The Telegraph: As the corporation faces the renewal of its Royal Charter and the licence fee that underpins its £5 billion budget, one of the issues it faces is that its vast regional news operation is putting local newspapers and other commercial media out of business. They cannot compete with a rival that has near-limitless resources and the ability to give away its news for free.

The almost surreal response offered by Lord Hall to this concern was the creation of “a network of 100 public service reporters across the country” who will provide video and other content for commercial media outlets. In effect, the BBC’s answer to a problem caused by there being too many BBC journalists providing local news is to recruit more BBC journalists to provide local news.

The simple and better answer - for the BBC to reduce its activities in areas where the private sector can provide - was apparently not even considered by the corporation’s numerous and well-paid executives, who bizarrely deny that the BBC’s extensive coverage of local news has any adverse impact on local media firms.

Financial Times: In a world in which television is merging with the web, it makes little sense to draw hard lines between what the BBC does on TV and online. To fulfil its remit the corporation needs to be present in both. But rather than offer political sops to justify its online presence in sensitive areas, Lord Hall should set out what the BBC needs to do in text to fulfil its mission — and otherwise show restraint. Magazine features and local news do not make the cut.

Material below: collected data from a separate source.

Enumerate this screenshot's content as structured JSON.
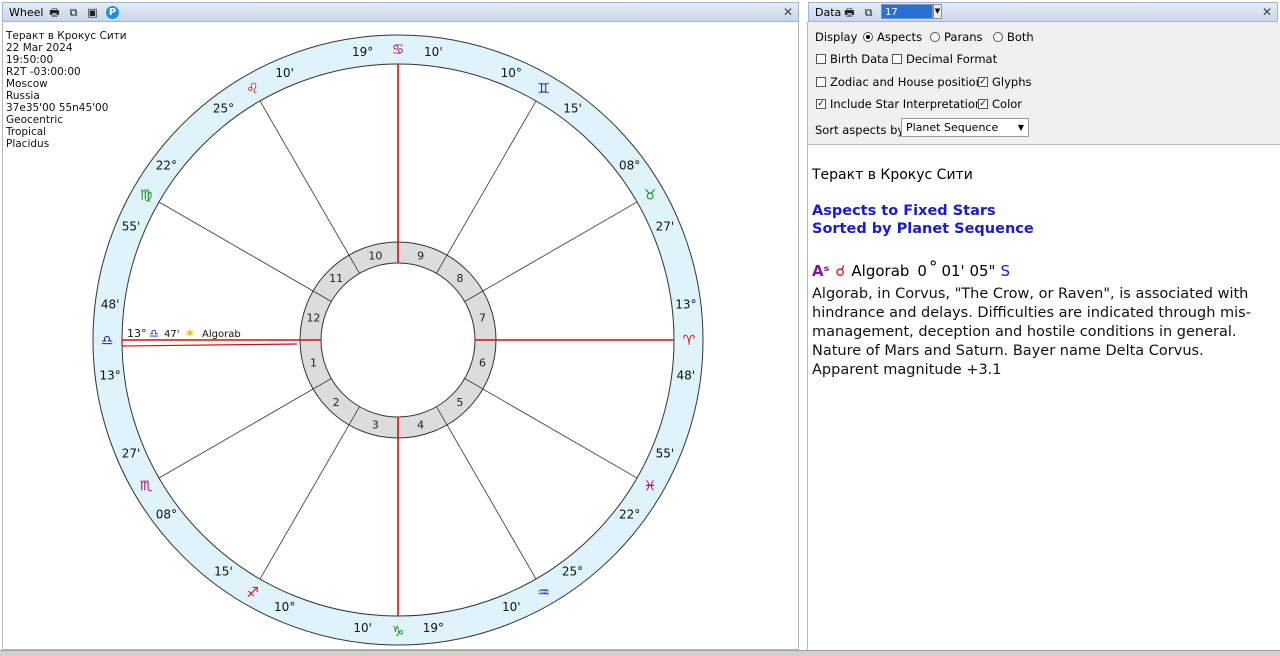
{
  "wheel_window": {
    "title": "Wheel",
    "icons": [
      "print-icon",
      "copy-icon",
      "save-icon",
      "p-icon"
    ]
  },
  "chart_info": [
    "Теракт в Крокус Сити",
    "22 Mar 2024",
    "19:50:00",
    "R2T -03:00:00",
    "Moscow",
    "Russia",
    "37e35'00 55n45'00",
    "Geocentric",
    "Tropical",
    "Placidus"
  ],
  "wheel": {
    "signs": [
      {
        "deg": "19°",
        "glyph": "♋",
        "min": "10'",
        "color": "#b0007a"
      },
      {
        "deg": "10°",
        "glyph": "♊",
        "min": "15'",
        "color": "#1a1ad0"
      },
      {
        "deg": "08°",
        "glyph": "♉",
        "min": "27'",
        "color": "#138a13"
      },
      {
        "deg": "13°",
        "glyph": "♈",
        "min": "48'",
        "color": "#d01010"
      },
      {
        "deg": "55'",
        "glyph": "♓",
        "min": "22°",
        "color": "#b0007a"
      },
      {
        "deg": "25°",
        "glyph": "♒",
        "min": "10'",
        "color": "#1a1ad0"
      },
      {
        "deg": "19°",
        "glyph": "♑",
        "min": "10'",
        "color": "#138a13"
      },
      {
        "deg": "10°",
        "glyph": "♐",
        "min": "15'",
        "color": "#d01010"
      },
      {
        "deg": "08°",
        "glyph": "♏",
        "min": "27'",
        "color": "#b0007a"
      },
      {
        "deg": "13°",
        "glyph": "♎",
        "min": "48'",
        "color": "#1a1ad0"
      },
      {
        "deg": "55'",
        "glyph": "♍",
        "min": "22°",
        "color": "#138a13"
      },
      {
        "deg": "25°",
        "glyph": "♌",
        "min": "10'",
        "color": "#d01010"
      }
    ],
    "houses": [
      "1",
      "2",
      "3",
      "4",
      "5",
      "6",
      "7",
      "8",
      "9",
      "10",
      "11",
      "12"
    ],
    "star_marker": {
      "deg": "13°",
      "glyph": "♎",
      "min": "47'",
      "star_glyph": "✶",
      "name": "Algorab",
      "star_color": "#e8c000"
    },
    "colors": {
      "ring_fill": "#dff3fb",
      "axis": "#d01010",
      "house_ring": "#dcdcdc",
      "line": "#333333"
    }
  },
  "data_window": {
    "title": "Data",
    "number_value": "17",
    "icons": [
      "print-icon",
      "copy-icon"
    ]
  },
  "options": {
    "display_label": "Display",
    "display_options": [
      "Aspects",
      "Parans",
      "Both"
    ],
    "display_selected": "Aspects",
    "birth_data": {
      "label": "Birth Data",
      "checked": false
    },
    "decimal_format": {
      "label": "Decimal Format",
      "checked": false
    },
    "zodiac_house": {
      "label": "Zodiac and House position",
      "checked": false
    },
    "glyphs": {
      "label": "Glyphs",
      "checked": true
    },
    "include_star": {
      "label": "Include Star Interpretations",
      "checked": true
    },
    "color": {
      "label": "Color",
      "checked": true
    },
    "sort_label": "Sort aspects by",
    "sort_value": "Planet Sequence"
  },
  "report": {
    "title": "Теракт в Крокус Сити",
    "heading1": "Aspects to Fixed Stars",
    "heading2": "Sorted by Planet Sequence",
    "aspect": {
      "point_glyph": "Aˢ",
      "aspect_glyph": "☌",
      "star": "Algorab",
      "deg": "0",
      "deg_sign": "°",
      "rest": "01' 05\"",
      "flag": "S",
      "point_color": "#7a1a9a",
      "aspect_color": "#d01010",
      "flag_color": "#1a1ad0"
    },
    "description": "Algorab, in Corvus, \"The Crow, or Raven\", is associated with hindrance and delays. Difficulties are indicated through mis-management, deception and hostile conditions in general. Nature of Mars and Saturn. Bayer name Delta Corvus. Apparent magnitude +3.1"
  }
}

The BBC has warned the income squeeze it faces will require deep cuts in the provision of services. This will necessitate hard choices. The website cannot be exempt from these.

Letter to The Times about the creation of 100 local "public service" reporters: This is a job presently done by a countrywide network of individual freelancers, stringers and small agencies such as ours, although of course we expect to be paid for our work. It says much for the BBC’s inability to get the beam out of its eye that it proposes to address one anti-competitive misuse of the TV licence — ie, the pressure that it puts on other publishers through its news website — by the creation of another. Tim Bugler Central Scotland News Agency

The Guardian on the Ideas Service: The BBC has yet to show that it is willing to work as a truly equal collaborator, instead of dominating its so-called partners as has so often been the case in the past. It will also have to show that the Ideas Service is of genuine benefit to its new partners and to its audiences, rather than simply a self-serving, circular way for it to suggest how open it is.

Is this really the public-service game-changer the BBC wants it to be? The kind of organisation it is proposing to work with, after all, is already producing its own content: museums, scientific bodies and universities have become makers of public-service material that they are eagerly and efficiently distributing themselves, though without, perhaps, the formidable reach the BBC can offer.